Plane-wave orthogonal polynomial transform

We have introduced in detail the theory of plane-wave trace continuation, i.e., how we predict an arbitrary trace in a seismic gather from a random starting trace. We have shown that by discretizing the plane-wave equation. We can derive the spatial trace continuation relation, which can be used for trace prediction. We have presented that during trace continuation, the amplitude of seismic waveforms can be well preserved. Regarding the slope estimation, which is an important factor in the plane-wave trace continuation operator, we introduce the robust slope estimation approach. We also show that the robust slope estimation approach can obtain robust slope estimation in the presence of strong noise. Considering the amplitude-preserving capability of the OPT in a flattened dimension, we can cascade the plane-wave trace continuation operator and the OPT together to obtain a two-folds amplitude-preserving performance during a complete workflow. Thus, we name the cascaded framework as the plane-wave orthogonal polynomial transform. The complete framework for noise attenuation using the plane-wave orthogonal polynomial transform is shown in Algorithm 1.

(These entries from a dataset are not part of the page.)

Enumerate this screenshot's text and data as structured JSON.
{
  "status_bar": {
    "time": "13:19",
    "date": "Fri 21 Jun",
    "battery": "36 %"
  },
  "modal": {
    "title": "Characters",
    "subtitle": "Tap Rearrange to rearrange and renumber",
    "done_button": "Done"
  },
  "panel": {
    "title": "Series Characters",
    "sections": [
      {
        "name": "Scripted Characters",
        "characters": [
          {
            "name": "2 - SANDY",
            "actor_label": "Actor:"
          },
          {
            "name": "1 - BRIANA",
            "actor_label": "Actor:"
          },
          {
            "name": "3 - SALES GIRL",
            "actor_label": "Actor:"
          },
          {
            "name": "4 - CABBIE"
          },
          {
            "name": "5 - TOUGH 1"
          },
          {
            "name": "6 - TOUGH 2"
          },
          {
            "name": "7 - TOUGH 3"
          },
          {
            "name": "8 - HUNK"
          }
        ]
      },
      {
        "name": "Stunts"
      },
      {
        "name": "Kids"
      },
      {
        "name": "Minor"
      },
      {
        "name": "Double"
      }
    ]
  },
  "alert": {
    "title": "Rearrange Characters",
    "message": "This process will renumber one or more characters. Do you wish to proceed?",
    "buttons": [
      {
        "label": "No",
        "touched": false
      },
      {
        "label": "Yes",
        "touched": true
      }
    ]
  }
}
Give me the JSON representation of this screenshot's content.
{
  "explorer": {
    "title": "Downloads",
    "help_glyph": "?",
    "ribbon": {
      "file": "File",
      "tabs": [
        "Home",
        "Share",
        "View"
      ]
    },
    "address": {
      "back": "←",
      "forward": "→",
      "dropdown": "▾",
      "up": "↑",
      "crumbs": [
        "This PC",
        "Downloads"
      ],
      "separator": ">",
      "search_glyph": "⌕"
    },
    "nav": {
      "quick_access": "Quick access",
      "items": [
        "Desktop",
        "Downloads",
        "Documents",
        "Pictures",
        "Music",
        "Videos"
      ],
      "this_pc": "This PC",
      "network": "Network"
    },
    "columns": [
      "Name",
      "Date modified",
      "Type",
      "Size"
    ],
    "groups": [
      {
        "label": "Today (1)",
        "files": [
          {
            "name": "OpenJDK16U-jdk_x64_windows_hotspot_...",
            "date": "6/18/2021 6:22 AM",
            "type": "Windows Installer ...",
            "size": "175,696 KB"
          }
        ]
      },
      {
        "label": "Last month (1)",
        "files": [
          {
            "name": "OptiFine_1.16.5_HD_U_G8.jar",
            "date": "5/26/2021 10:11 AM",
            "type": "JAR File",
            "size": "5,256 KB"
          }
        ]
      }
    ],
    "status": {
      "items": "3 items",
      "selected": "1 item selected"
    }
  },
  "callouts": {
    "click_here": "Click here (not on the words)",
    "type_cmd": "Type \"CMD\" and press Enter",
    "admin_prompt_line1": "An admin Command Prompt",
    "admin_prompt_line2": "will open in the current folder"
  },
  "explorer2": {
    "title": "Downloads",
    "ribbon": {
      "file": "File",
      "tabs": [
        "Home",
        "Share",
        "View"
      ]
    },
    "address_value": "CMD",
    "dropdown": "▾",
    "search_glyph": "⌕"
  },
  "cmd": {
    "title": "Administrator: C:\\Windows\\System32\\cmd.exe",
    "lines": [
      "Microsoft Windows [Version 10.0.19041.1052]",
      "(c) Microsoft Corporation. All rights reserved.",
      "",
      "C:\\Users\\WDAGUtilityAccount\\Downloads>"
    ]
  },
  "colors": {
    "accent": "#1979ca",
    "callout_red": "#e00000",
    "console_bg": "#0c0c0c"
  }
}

The forward OPT corresponds to inverting $\mathbf{P}^H(\mathbf{P}\mathbf{P}^H)^{-1}$. The inverse OPT corresponds to multiplying the orthogonal polynomial coefficients by $\mathbf{P}$. In algorithm 1, the detailed implementations of the forward plane-wave flattening operator and the inverse plane-wave flattening operator are shown in algorithms 2 and 3, respectively.

In algorithms 2 and 3, note that $N$ denotes the number of spatial traces. $1$ and $-1$ in the operator PWTC$()$ denote predicting from a trace to the first trace and predicting the first trace to another trace, respectively. $\mathbf{D}(i)$ and $\hat{\mathbf{D}}(i)$ denote the $i$th column (or trace) in the matrix $\mathbf{D}$ and $\hat{\mathbf{D}}$.